Matt Brittin, Google’s head for Europe, Africa, and the Middle East, subsequently apologized at a conference, saying that he was sorry to anyone who was affected and that the company was speeding up a review to crack down on hate speech. Google’s chief business officer Philipp Schindler said in a blog post that “we’re taking a tougher stance on hateful, offensive and derogatory content.”

Jackdaw chief analyst Jan Dawson claimed that the boycott could broaden into a general rebellion by firms against ‘programmatic advertising’, which is where software algorithms match together advertisements with content based on keywords or demographic options, such as age and location. “I would think Google (and parent company Alphabet) would be extremely lucky to emerge from all this with minimal financial impact,” he said in a blog post. “I think it’s far more likely it sees both a short-term dent in its revenues and profits from the spreading boycotts and possibly a longer-term impact as brands reconsider their commitments to programmatic advertising in general.”

The resulting share drop of $15.25 a share has investors worried. However, the overall financial impact may be relatively small, due to the breadth of their advertising. While all companies involved in the boycott have removed advertising from YouTube, some, like AT&T and Verizon, have maintained their spending on Google’s keyword advertising on the search engine itself. Morgan Stanley’s Brian Nowak expanded on this in a note to investors:

We put a low probability on this materially impacting GOOGL’s near-term results. 3 reasons. First, advertisers who have pulled their advertising dollars from GOOGL are only pulling ad revenue from YouTube and the Google Display Network. Second, we estimate these businesses in aggregate make up 21% of GOOGL gross revenues (with YouTube 12%) and 10% of net revenue. Even if 10% of this revenue went away (which would seem draconian) it would only impact GOOGL’s net revenue by 1%. Third, we believe Google’s revenue is diversified across millions of clients – with the top 100 ad spenders likely representing less than 20% of total ad revenue – given the strength of its core search product.

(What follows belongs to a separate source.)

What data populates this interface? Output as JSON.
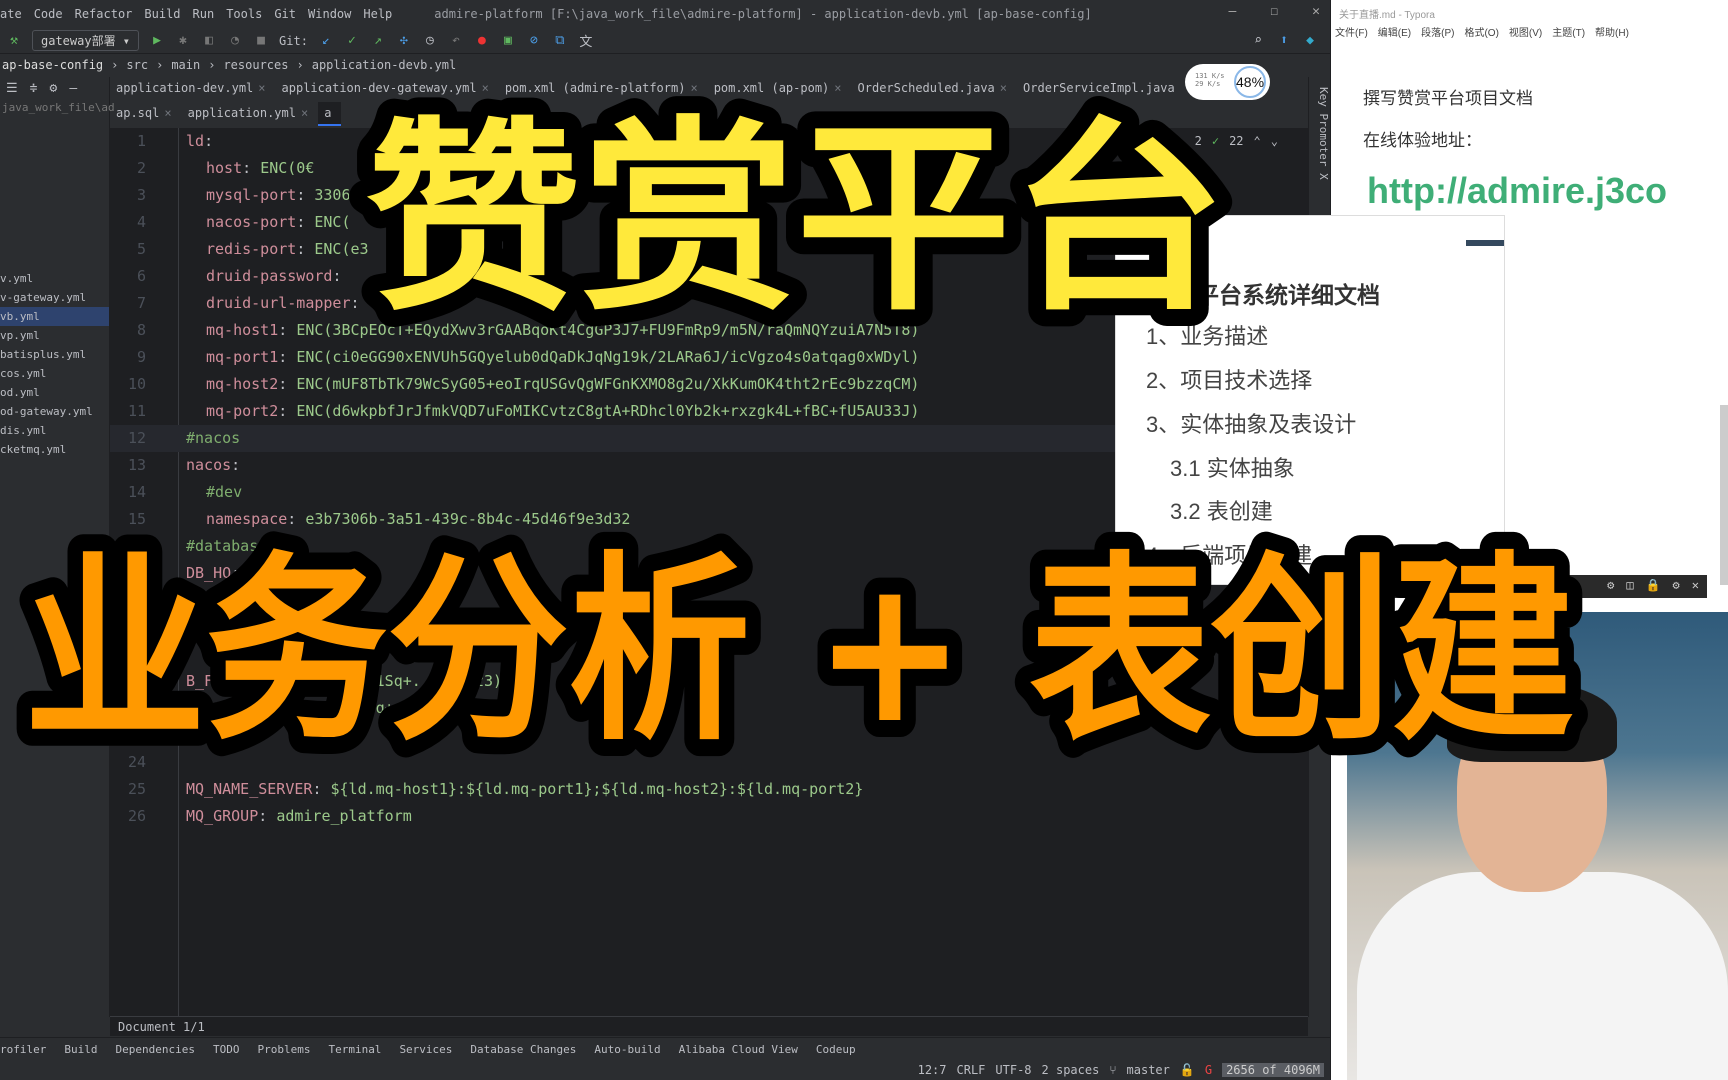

However, Nowak highlighted that Google must fully address advertisers’ concerns and “needs to take stronger steps to regain the trust of brands.” Altimeter Group principal analyst Charlene Li reiterated this, recommending that Google engage advertisers directly and openly, but she isn’t hopeful. “It’s a hit on their revenue, but it is an even bigger hit on their brand; on their reputation,” she said. “Google hasn’t taken it seriously enough.”